Grace Parsons

Personal information
- Full name: Grace E Parsons
- Born: 18 August 2003 (age 23)
- Batting: Right-handed
- Bowling: Right-arm leg break
- Role: Bowler

Domestic team information
- 2021/22–present: Queensland
- 2024/25: Brisbane Heat

Career statistics
| Competition | FC | LA | T20 |
| Matches | 1 | 37 | 15 |
| Runs scored | 70 | 72 | 20 |
| Batting average | 35.00 | 7.20 | 6.66 |
| 100s/50s | 0/0 | 0/0 | 0/0 |
| Top score | 35 | 14 | 11* |
| Balls bowled | 174 | 1,664 | 312 |
| Wickets | 2 | 55 | 21 |
| Bowling average | 39.00 | 22.16 | 16.61 |
| 5 wickets in innings | 0 | 0 | 0 |
| 10 wickets in match | 0 | 0 | 0 |
| Best bowling | 2/37 | 4/33 | 4/30 |
| Catches/stumpings | 1/– | 19/– | 3/– |
- Source: CricketArchive, 7 August 2025

= Grace Parsons =

Australian cricketer

Grace E Parsons (born 18 August 2003) is an Australian cricketer who plays as a right-arm leg break bowler for Queensland in the Women's National Cricket League (WNCL) and Brisbane Heat in the Women's Big Bash League (WBBL).

==Domestic career==
Parsons plays grade cricket for Gold Coast District Cricket Club.
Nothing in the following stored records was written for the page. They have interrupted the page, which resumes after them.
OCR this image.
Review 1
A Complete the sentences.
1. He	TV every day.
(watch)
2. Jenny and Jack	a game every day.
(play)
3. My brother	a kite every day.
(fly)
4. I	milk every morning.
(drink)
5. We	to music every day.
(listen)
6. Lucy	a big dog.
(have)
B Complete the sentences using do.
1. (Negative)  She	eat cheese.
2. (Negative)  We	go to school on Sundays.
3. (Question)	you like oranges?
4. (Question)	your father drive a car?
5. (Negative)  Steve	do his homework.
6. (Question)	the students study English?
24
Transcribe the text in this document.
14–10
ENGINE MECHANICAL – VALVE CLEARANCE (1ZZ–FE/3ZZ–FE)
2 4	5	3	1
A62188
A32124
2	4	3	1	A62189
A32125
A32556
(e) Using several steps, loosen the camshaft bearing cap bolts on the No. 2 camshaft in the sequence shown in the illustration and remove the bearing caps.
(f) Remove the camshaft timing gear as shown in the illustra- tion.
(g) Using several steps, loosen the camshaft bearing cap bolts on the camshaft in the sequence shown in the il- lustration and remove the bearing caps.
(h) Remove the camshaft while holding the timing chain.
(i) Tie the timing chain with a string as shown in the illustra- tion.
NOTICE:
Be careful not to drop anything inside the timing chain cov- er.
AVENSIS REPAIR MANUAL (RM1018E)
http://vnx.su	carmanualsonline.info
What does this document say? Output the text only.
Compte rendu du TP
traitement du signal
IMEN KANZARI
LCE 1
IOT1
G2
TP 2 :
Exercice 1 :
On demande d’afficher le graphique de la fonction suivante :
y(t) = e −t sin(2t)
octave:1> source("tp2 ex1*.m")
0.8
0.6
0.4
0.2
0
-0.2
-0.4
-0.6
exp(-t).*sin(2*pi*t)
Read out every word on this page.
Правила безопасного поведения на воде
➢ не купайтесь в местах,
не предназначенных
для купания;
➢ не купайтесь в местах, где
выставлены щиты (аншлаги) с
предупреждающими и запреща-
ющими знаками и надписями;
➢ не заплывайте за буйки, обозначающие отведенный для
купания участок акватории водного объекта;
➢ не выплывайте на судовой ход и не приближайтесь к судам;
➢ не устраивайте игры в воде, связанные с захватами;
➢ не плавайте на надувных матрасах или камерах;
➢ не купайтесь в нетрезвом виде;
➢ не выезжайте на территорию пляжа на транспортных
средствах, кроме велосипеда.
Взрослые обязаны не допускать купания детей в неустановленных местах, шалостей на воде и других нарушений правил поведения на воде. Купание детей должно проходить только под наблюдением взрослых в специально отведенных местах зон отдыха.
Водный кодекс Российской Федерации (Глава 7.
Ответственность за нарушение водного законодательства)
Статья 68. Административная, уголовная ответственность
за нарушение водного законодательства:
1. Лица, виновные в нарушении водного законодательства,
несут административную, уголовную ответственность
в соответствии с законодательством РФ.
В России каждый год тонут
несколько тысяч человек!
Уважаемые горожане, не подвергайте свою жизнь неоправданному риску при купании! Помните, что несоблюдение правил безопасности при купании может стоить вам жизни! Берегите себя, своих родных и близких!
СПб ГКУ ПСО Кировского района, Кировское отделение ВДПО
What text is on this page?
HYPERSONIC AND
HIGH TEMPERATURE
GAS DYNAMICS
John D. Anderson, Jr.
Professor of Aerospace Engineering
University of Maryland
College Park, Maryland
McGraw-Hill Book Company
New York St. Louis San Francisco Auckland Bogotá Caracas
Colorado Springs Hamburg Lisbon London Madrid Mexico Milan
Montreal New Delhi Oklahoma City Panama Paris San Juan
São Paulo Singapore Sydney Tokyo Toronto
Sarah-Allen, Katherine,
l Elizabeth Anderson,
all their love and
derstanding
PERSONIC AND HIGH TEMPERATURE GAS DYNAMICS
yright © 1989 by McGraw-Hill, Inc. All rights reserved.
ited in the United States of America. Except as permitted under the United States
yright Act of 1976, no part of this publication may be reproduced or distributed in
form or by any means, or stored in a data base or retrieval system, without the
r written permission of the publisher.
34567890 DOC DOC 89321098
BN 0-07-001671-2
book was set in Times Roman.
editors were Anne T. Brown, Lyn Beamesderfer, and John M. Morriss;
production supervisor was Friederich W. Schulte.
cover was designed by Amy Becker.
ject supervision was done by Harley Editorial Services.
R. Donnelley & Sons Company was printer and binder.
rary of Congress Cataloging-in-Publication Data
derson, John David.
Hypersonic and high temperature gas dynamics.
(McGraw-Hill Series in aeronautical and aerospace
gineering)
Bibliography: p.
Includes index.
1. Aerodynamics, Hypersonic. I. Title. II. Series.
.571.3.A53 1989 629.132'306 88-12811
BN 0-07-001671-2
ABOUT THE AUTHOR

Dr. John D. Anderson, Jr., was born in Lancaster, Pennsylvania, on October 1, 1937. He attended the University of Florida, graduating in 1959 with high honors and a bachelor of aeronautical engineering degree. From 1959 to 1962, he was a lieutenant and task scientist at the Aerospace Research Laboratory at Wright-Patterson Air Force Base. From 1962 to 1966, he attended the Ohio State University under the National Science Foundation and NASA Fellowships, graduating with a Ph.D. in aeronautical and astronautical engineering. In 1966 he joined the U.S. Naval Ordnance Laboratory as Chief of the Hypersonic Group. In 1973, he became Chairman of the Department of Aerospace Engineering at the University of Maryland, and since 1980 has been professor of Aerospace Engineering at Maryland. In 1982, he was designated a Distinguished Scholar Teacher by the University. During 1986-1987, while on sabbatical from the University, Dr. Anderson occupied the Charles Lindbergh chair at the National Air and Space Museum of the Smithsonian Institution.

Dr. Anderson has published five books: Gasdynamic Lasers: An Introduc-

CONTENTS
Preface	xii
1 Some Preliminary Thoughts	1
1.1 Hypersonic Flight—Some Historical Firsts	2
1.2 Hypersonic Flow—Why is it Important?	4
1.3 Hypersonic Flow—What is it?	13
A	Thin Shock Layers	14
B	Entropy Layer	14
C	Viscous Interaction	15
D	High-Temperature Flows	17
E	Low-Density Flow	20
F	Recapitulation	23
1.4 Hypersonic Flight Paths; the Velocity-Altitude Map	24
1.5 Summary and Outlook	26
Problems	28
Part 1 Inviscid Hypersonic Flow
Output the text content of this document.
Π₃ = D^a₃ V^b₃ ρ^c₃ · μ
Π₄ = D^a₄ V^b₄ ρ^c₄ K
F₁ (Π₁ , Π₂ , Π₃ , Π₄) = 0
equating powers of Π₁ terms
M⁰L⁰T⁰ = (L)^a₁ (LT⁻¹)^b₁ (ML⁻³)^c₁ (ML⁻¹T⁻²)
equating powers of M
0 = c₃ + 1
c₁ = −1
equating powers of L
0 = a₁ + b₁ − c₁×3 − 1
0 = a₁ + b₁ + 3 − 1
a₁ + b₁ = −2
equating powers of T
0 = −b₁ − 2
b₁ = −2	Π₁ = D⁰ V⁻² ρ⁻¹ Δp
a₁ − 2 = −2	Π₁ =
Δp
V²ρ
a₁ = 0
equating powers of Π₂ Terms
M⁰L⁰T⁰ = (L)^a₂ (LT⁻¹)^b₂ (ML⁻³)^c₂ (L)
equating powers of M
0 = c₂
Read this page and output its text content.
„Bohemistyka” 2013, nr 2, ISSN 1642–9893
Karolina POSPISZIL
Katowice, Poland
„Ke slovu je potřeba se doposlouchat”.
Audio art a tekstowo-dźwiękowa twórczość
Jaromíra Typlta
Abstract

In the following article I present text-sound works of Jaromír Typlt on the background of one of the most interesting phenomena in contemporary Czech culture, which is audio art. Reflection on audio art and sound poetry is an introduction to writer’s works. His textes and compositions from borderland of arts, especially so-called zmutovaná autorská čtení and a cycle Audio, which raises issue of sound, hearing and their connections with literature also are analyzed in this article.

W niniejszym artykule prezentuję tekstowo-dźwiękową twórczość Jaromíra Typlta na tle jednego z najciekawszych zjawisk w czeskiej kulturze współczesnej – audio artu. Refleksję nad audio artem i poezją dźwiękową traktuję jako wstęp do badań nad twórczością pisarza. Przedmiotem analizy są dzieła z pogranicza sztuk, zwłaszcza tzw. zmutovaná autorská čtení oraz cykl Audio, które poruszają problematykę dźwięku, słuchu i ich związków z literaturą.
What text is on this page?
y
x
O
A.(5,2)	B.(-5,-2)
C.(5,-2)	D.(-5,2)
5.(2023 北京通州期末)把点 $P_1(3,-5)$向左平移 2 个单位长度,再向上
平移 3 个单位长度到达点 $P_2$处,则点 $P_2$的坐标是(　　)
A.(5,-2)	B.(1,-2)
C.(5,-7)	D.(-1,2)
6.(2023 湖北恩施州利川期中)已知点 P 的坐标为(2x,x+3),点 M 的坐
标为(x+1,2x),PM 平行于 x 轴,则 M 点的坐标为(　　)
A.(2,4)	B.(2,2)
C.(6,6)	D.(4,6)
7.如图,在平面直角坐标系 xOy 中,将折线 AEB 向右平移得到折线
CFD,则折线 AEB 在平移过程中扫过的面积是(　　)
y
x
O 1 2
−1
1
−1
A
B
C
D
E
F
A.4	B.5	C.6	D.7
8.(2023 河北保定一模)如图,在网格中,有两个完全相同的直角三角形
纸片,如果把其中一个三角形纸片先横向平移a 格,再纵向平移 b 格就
She made her debut for Queensland on 6 March 2022, against South Australia in the WNCL, taking 4/33 from her 7 overs. She went on to play six matches overall for the side that season, taking 6 wickets at an average of 31.33. She played 10 matches for the side in the 2022–23 Women's National Cricket League season, and was the side's second-leading wicket-taker, with 15 wickets at an average of 20.66. Against South Australia on 17 February 2023, she took 4/40 from her ten overs. She was also included in the Brisbane Heat squad in the Women's Big Bash League, but did not play a match.